The Washington Post recently reported that according to the U.S. Census Bureau’s Current Population Survey (CPS), the number of black and Hispanic registered voters fell sharply between 2008 and 2010—declining 7 percent and 5 percent, respectively.
As the article notes, comparing presidential election years with off-year elections is not ideal because, in general, registration numbers decline significantly after a presidential election for all groups.
McDonald cites concerns not about the survey itself, but about how the registration and voting data are reported. For example, under voter registration the CPS has a “no response” category which includes, “those who were not asked if they were registered as well as those who responded 'don't know,' and 'refused.'” The CPS treats this category the same as the category for those who have affirmatively stated they were not registered.
McDonald suggests that it would be more appropriate to treat these “no responses” as missing and not include them in calculating registration or voting rates.
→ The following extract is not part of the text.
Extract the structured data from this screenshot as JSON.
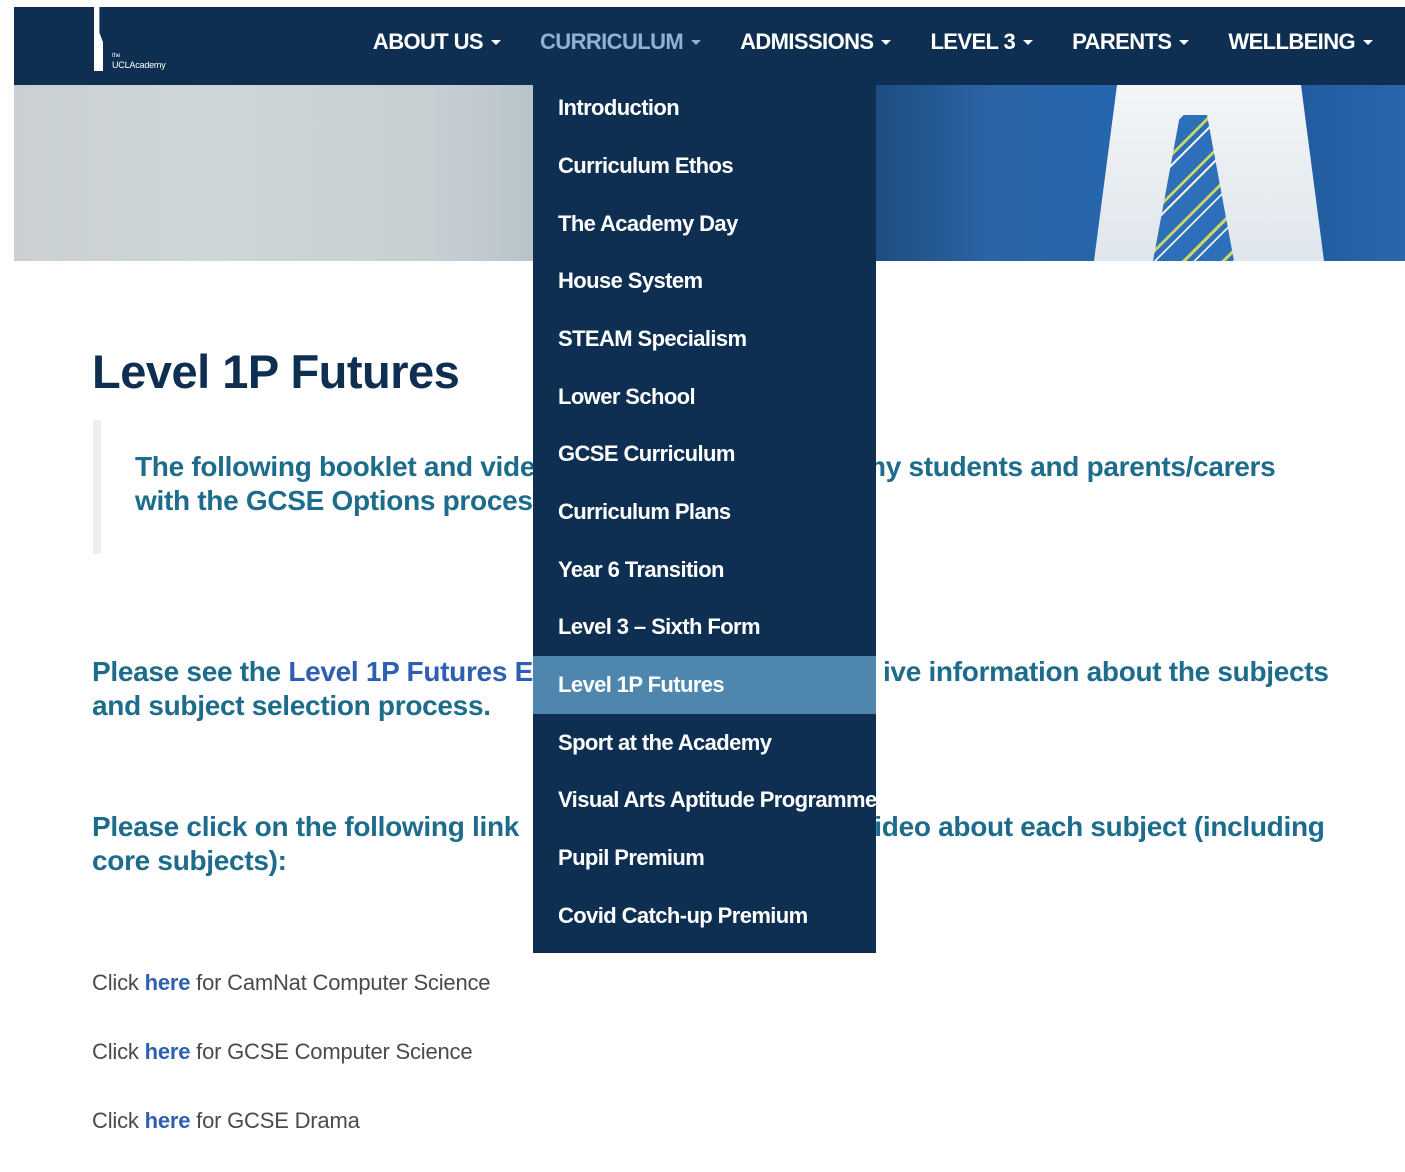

Factoring missing data in and comparing similar election years—2006 and 2010—McDonald finds essentially the same registration rates in both years for Hispanics (63.5 percent in 2006 and 63.7 percent in 2010) and an increase in Black registration rates (75.9 percent in 2006 and 79.3 percent in 2010).
|Hispanic (CPS unadjusted)||57.9%||53.7%||59.4%||51.6%|
|Hispanic (CPS adjusted)||68.5%||63.5%||71.3%||63.7%|
|Non-Hispanic Black (CPS unadjusted)||69.0%||61.3%||70.2%||63.2%|
|Non-Hispanic Black (CPS adjusted)||82.7%||75.9%||85.7%||79.3%|
Note: CPS adjusted rates treat “no responses” as missing data.